CURRENT liabilities at the listed multi-asset resource outfit, RioZim, barrelled over current assets by $13 billion during the half-year to June 30, 2022, financial statements showed, as terrified authorities feared the firm could collapse.
Firms sitting on higher current liabilities than assets sweat over working capital – the liquidity that managers require to fund day-to-day operations.Negative working capital profiles represent the most elaborate signs that things might be spiralling out of control, and executives always work round the clock to avoid liquidity strife.
The results, published yesterday, confirmed fears of a drastic deterioration of operations at RioZim which saw a trade union file a plea with multiple regulators to tie the miner under administration before troubles escalate.
The Zimbabwe Diamond Mineral and Allied Workers Union (Zdamwu), complained that for too long, RioZim workers had lived on a promise that their plight would be addressed, but it appeared the firm was sinking deeper into abyss.But it is exactly a decade after RioZim slipped into far more problems, highlighted by high gearing.
It was eventually rescued by the Reserve Bank of Zimbabwe, which established Zimbabwe Asset Management Corporation to mop up toxic debts across industries and save troubled firms.
Yesterday, RioZim chairperson Saleem Rashid BeebeeJaun said they moved to shut down an old gold mine that had been bleeding for ages and suspended operations at another, as it reported plummeting output across its gold and diamond assets. He tried to give an optimistic outlook even as losses hit $5,4 billion.
“As at the reporting date, the group’s current liabilities exceeded current assets by $13,1 billion,” BeebeeJaun said, noting that this figure was $2,7 billion six months earlier.“The group reported a net loss for the period of $5,4 billion (June 2021 $1,5 billion). The group’s gold production for the period was subdued as operations were significantly impacted by suspension of operations at Dalny Mine and One Step operations which negatively affected production volumes at Dalny and Cam & Motor Mine respectively,” he said.

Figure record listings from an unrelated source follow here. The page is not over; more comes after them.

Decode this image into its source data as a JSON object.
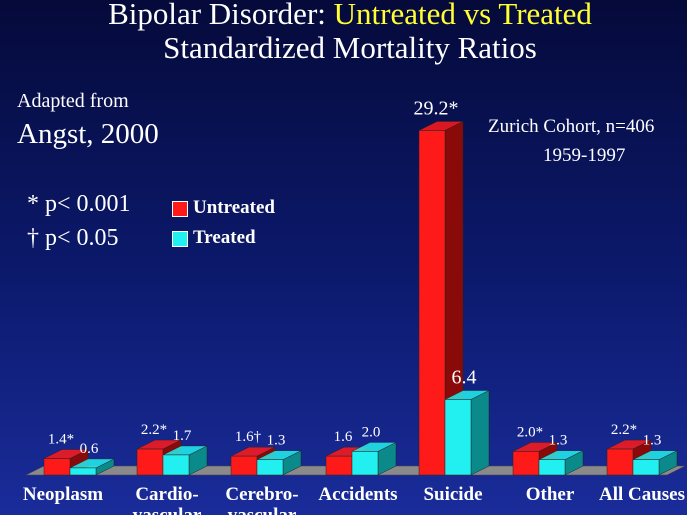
{
  "title": {
    "line1_prefix": "Bipolar Disorder: ",
    "line1_highlight": "Untreated vs Treated",
    "line2": "Standardized Mortality Ratios"
  },
  "source": {
    "line1": "Adapted from",
    "line2": "Angst, 2000"
  },
  "significance": {
    "line1": "* p< 0.001",
    "line2": "† p< 0.05"
  },
  "cohort": {
    "line1": "Zurich Cohort, n=406",
    "line2": "1959-1997"
  },
  "colors": {
    "untreated": "#ff1a1a",
    "untreated_side": "#8a0a0a",
    "treated": "#22f0f0",
    "treated_side": "#0a8a8a",
    "floor": "#8a8a8a"
  },
  "chart_data": {
    "type": "bar",
    "categories": [
      "Neoplasm",
      "Cardio-vascular",
      "Cerebro-vascular",
      "Accidents",
      "Suicide",
      "Other",
      "All Causes"
    ],
    "category_display": [
      [
        "Neoplasm"
      ],
      [
        "Cardio-",
        "vascular"
      ],
      [
        "Cerebro-",
        "vascular"
      ],
      [
        "Accidents"
      ],
      [
        "Suicide"
      ],
      [
        "Other"
      ],
      [
        "All Causes"
      ]
    ],
    "series": [
      {
        "name": "Untreated",
        "values": [
          1.4,
          2.2,
          1.6,
          1.6,
          29.2,
          2.0,
          2.2
        ],
        "labels": [
          "1.4*",
          "2.2*",
          "1.6†",
          "1.6",
          "29.2*",
          "2.0*",
          "2.2*"
        ]
      },
      {
        "name": "Treated",
        "values": [
          0.6,
          1.7,
          1.3,
          2.0,
          6.4,
          1.3,
          1.3
        ],
        "labels": [
          "0.6",
          "1.7",
          "1.3",
          "2.0",
          "6.4",
          "1.3",
          "1.3"
        ]
      }
    ],
    "ylim": [
      0,
      30
    ],
    "legend": "upper-left",
    "grid": false
  }
}
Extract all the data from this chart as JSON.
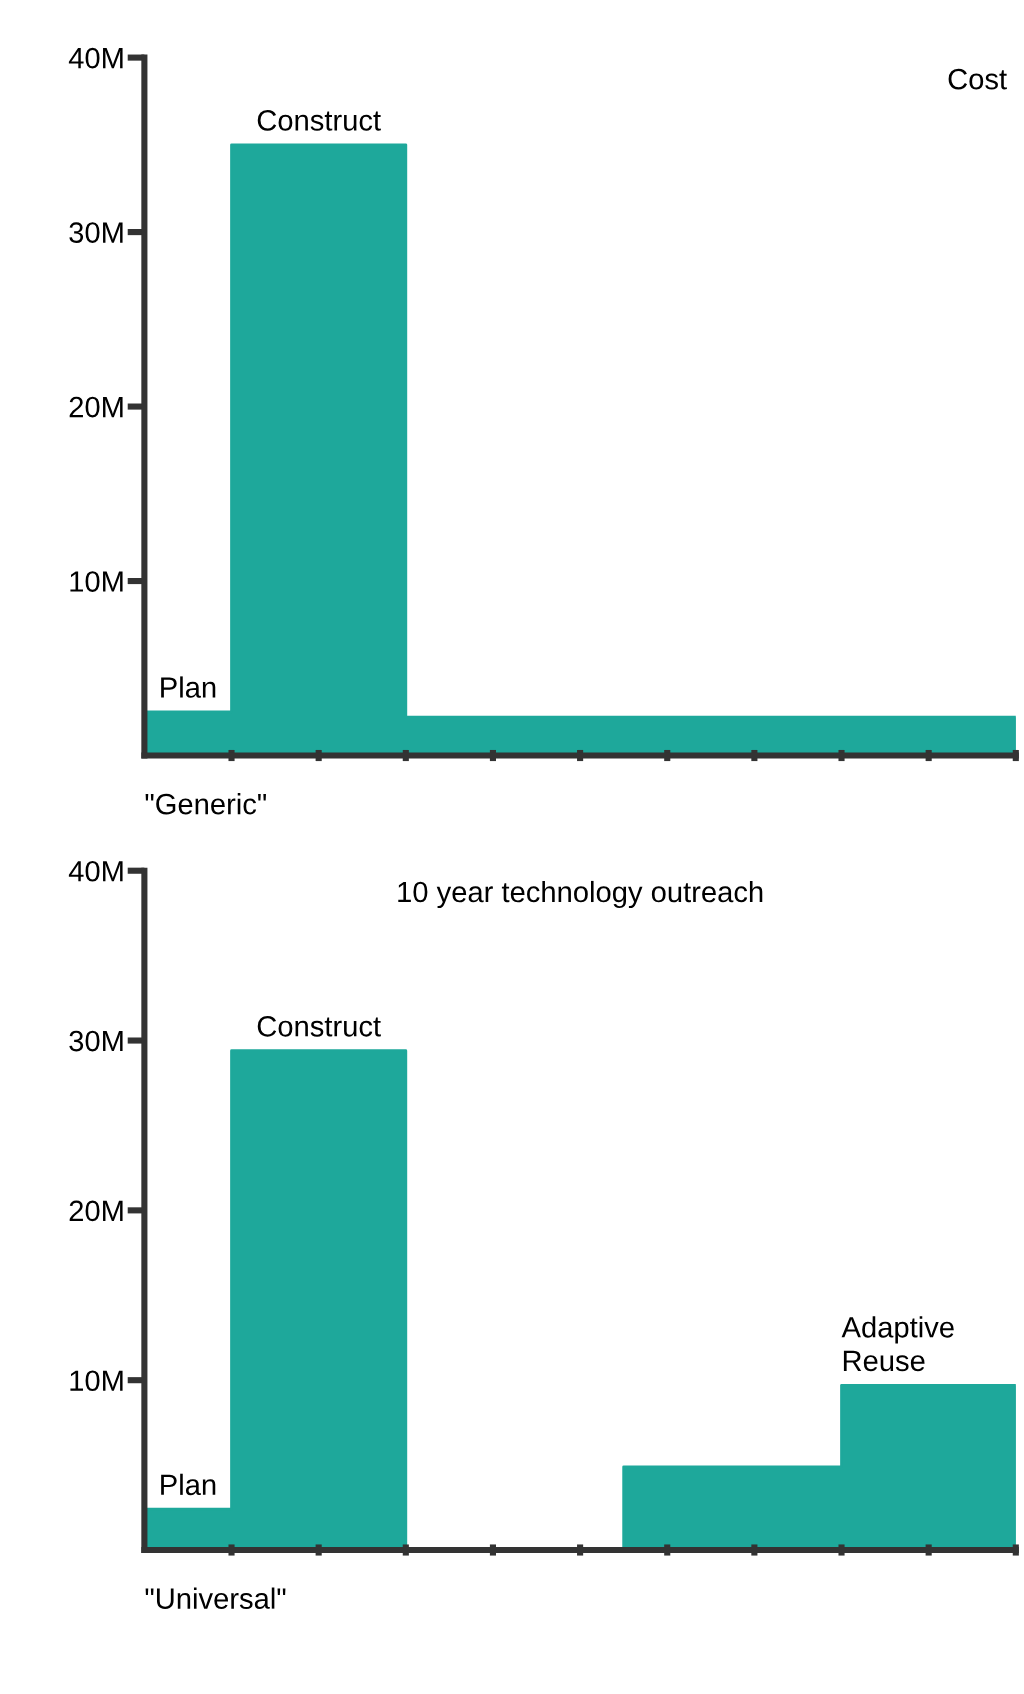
{
  "chart_data": [
    {
      "type": "area",
      "title": "Cost",
      "xlabel": "\"Generic\"",
      "categories": [
        null,
        null,
        null,
        null,
        null,
        null,
        null,
        null,
        null,
        null,
        null,
        null,
        null,
        null,
        null,
        null,
        null,
        null,
        null,
        null,
        null
      ],
      "values": [
        2.5,
        2.5,
        35,
        35,
        35,
        35,
        2.2,
        2.2,
        2.2,
        2.2,
        2.2,
        2.2,
        2.2,
        2.2,
        2.2,
        2.2,
        2.2,
        2.2,
        2.2,
        2.2,
        2.2
      ],
      "color": "#1ea89b",
      "ylim": [
        0,
        40
      ],
      "yticks": [
        {
          "value": 10,
          "label": "10M"
        },
        {
          "value": 20,
          "label": "20M"
        },
        {
          "value": 30,
          "label": "30M"
        },
        {
          "value": 40,
          "label": "40M"
        }
      ],
      "tick_labels": "y",
      "grid": false,
      "annotations": [
        {
          "text": "Plan",
          "y": 2.5
        },
        {
          "text": "Construct",
          "y": 35
        }
      ]
    },
    {
      "type": "area",
      "title": "10 year technology outreach",
      "xlabel": "\"Universal\"",
      "categories": [
        null,
        null,
        null,
        null,
        null,
        null,
        null,
        null,
        null,
        null,
        null,
        null,
        null,
        null,
        null,
        null,
        null,
        null,
        null,
        null,
        null
      ],
      "values": [
        2.4,
        2.4,
        29.4,
        29.4,
        29.4,
        29.4,
        0,
        0,
        0,
        0,
        0,
        4.9,
        4.9,
        4.9,
        4.9,
        4.9,
        9.7,
        9.7,
        9.7,
        9.7,
        9.7
      ],
      "color": "#1ea89b",
      "ylim": [
        0,
        40
      ],
      "yticks": [
        {
          "value": 10,
          "label": "10M"
        },
        {
          "value": 20,
          "label": "20M"
        },
        {
          "value": 30,
          "label": "30M"
        },
        {
          "value": 40,
          "label": "40M"
        }
      ],
      "tick_labels": "y",
      "grid": false,
      "annotations": [
        {
          "text": "Plan",
          "y": 2.4
        },
        {
          "text": "Construct",
          "y": 29.4
        },
        {
          "text": "Adaptive\nReuse",
          "y": 9.7
        }
      ]
    }
  ]
}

“These factors ordinarily indicate the existence of a material uncertainty on the group’s ability to continue as a going concern and that it may be unable to realise its assets and discharge its liabilities in the normal course of business.”
Production at Renco Mine fell by 37% due to severe power challenges during the quarter.
At Dalny Mine, operations were suspended for a six-month period, hitting at gold output, while at Cam & Motor Mine, RioZim focused on resumption of mining.
Mining activities at One Step mine were suspended during the period.
In its demand last week, (Zdamwu) said after watching operations at RioZim deteriorate, it had been left with no option but to invoke relevant legislation in order to save workers.
It said RioZim was in financial dire straits, and unable to meet its obligations.
Corporate rescue involves facilitating the rehabilitation of a company that would have hit crisis point.
RioZim controls some of the country’s best-known mines, including Cam & Motor Mine, Renco Mine, Empress Nickel Refinery, Murowa Diamonds and Dalny Mine.
“Our members have reached a stage where they are initiating a process of applying for the placement of RioZim and all its subsidiaries under corporate rescue in terms of the Insolvency Act,” the letter read in part.
“It has become very clear to the affected workers and other stakeholders’ including the union that the organisation is in financial distress. Workers for two years were made to understand that the Biox plant is going to be a game-changer for everyone. Months down the line after the commissioning of the Biox plant, things have gone from bad to worse.”
“Lower level workers have lost employment and the community of Chakari where Dalny Mine was operating is now in darkness because Zesa switched off the whole community. The situation in the RioZim group points to lack of strategic direction,” the union said.
It added that RioZim workers and other stakeholders shared the same view.
“There is great variance on workers welfare and the extravagance on the part of the shareholders. We have lost confidence in the shareholders of the company and its management,” the workers’ representatives wrote.
“Workers have been living in abject poverty and facing hardships under the watch of the current management who have failed to find lasting solutions to all the problems that affect parties to an employment contract.”